Only 3 days to go and I am scared....
HI Fran,
I am not yet scheduled for my surgery so you are farther along than me. I know you'll do fine on Friday and the day after that and the day after that and........ I haven't walked in your shoes yet but offer support to you for the exciting new journey you're about to embark!
Hooray for you to take such a positive step to your future....
Hugs,
Kathi
Oh Fran, everyone was scared before their surgery . . . but you know, it's written somewhere when you will die . . . shoot, you could get run over by a big ole truck and wouldn't you want to make a little splat as opposed to a big splat? Okay, sounds crazy but then I am crazy. You will have lots of folks praying for you, and this surgery is sooooo much better than it was 10 years ago, so much safer! You'll be fine and before you know it sitting on the losers' bench (there's lots of room).
Joyful hugs,
Connie
KILLING THE CARB MONSTER ONE CHOMP AT A TIME
Connie
KILLING THE CARB MONSTER ONE CHOMP AT A TIME
Well, as you see from all the responses. Your feelings are normal. My doc said if I got to nervous to call theoffice and they would precribe me something for a couple days to help me calm down. I didn't need it. I figured if I died on the table or whatever it would just save years of pain and misery as I was already killing myself. I concentrated on all the things I would be able to do after the surgery, things I had given up on. Pain free gardening. Going to festivals because I couldn't walk that far. riding on rides at amusement parks.Playing with my grandkids. I was so excited to get my life going. Please look ahead of the next few days. They will pass so quickly and then your "real life" will begin. CHOOSE to stop the anxious thoughts. We are here for you !! Scooting over and making room on the bench..Blessings
JeanB
Hi Fran, As nervous as you are and as crazy as this sounds, you may be pleasantly surprised that when Friday rolls around you might be as calm as a cucumber. My doctor asked me if I was ready and I said "LET'S GET THIS PARTY STARTED". I've heard from many people who were scared to death and on the day of surgery were very calm. My prayers are with you! Hugs! Judy
THANKS TO EACH AND EVERY ONE OF YOU!! You've helped me go from terrified to just anxious. Now if only work would stop finding things that "only Fran can fix" before I go on leave and let me get my own job caught up!!! LOL!!

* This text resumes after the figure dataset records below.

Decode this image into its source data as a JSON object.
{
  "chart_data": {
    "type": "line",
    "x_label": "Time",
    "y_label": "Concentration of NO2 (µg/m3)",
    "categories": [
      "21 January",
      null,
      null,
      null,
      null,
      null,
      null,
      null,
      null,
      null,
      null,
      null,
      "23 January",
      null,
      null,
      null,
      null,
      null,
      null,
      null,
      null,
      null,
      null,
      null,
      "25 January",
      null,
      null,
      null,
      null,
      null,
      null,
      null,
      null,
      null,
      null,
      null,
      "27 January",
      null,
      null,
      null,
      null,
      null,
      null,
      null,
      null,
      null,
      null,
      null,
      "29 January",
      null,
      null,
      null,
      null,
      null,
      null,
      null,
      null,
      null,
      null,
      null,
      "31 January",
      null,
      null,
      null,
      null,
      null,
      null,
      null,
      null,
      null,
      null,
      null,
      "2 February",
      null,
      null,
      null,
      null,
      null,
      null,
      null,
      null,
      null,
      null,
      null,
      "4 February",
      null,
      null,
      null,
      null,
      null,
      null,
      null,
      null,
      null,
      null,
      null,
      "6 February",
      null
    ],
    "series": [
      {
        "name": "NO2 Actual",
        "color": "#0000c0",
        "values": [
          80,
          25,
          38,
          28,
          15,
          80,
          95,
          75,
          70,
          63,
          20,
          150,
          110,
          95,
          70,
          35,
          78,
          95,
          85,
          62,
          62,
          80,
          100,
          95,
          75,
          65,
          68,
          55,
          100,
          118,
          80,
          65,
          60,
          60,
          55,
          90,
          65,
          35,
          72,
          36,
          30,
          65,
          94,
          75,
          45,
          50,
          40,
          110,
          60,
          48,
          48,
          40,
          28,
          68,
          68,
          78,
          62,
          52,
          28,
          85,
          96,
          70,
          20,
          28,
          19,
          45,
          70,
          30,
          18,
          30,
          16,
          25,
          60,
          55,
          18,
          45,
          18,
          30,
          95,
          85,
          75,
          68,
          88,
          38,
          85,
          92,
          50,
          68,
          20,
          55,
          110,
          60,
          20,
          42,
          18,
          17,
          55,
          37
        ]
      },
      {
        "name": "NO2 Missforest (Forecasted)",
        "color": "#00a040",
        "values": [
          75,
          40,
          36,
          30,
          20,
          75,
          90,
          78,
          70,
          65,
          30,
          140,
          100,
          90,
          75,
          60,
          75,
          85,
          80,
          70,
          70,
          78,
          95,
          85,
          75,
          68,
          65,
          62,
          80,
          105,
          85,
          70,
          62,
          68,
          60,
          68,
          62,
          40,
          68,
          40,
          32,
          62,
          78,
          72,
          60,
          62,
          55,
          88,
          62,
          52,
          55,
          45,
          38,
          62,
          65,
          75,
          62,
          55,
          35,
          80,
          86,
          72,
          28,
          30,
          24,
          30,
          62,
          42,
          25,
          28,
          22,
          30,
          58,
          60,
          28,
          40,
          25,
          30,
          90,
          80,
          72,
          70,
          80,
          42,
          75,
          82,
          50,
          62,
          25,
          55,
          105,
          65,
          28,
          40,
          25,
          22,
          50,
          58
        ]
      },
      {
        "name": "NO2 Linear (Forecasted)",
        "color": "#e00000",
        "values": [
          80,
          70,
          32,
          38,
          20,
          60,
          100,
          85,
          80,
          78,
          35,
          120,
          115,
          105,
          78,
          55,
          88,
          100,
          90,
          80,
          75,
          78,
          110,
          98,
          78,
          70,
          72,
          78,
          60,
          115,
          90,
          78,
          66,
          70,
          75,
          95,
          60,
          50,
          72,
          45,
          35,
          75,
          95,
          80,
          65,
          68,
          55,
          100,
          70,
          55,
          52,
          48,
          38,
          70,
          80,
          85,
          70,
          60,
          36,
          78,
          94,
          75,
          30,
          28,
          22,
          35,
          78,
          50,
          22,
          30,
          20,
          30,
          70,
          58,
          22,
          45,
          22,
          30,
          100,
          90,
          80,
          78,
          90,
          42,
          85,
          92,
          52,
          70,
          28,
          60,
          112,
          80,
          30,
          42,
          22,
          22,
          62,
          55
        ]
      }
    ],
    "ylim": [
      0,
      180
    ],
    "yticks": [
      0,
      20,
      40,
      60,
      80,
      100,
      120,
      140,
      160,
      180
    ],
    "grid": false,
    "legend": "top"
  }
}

I love my job, my husband, my son and my dog's (not always in that order)..........and I just want to come home to all of those things!
Bring it on.......let Friday come and "get this party started" (thanks Judy).
I probably won't post again until this is done and behind me.........see you all on the losers bench!
Big Hugs!
Hi Fran,
It's been almost 5 years for me, but I remember the morning of my surgery date like it was yesterday, and very likely will never forget it. I had a little different experience than you did. I really didn't care if I "woke up" or not. I was so miserable, sick and fat not waking seemed a really easy way out. I know. That's so sad isn't it?
Well, it's not like that today. Today I want to live until I'm 150!! So, I will tell you that I'm keeping my extra skin for several reasons and one of them is that risk of not waking up!!! So, yeah I guess that's a reasonable fear you have there. Anytime there is a general anesthetic involved it is a risk.
I also know that we create our own reality with our fears and beliefs. My life has been living proof of that truth. Try to listen to that small, still voice inside, that one below your heart and TRUST. Your walk will be your own. There are many here that will hold your hand through it, but only you can take the steps required to succeed. Put your faith whereever you believe in putting it. You'll do what you do and learn from it!!!
Good luck to you. I wish you a speedy recovery!!
Jeani
I think your anxiety is perfectly normal. I wish they would deal with this particular issue during the classes before surgery since we all seem to go through it. If you were going into this with no concerns, I'd question whether you had a good grasp on the reality of surgery. It helped me a bit to do the math. My odds of dying in surgery were tiny compared to the definite probability I was dying with my obesity. All the best and see you on the Loser's Bench!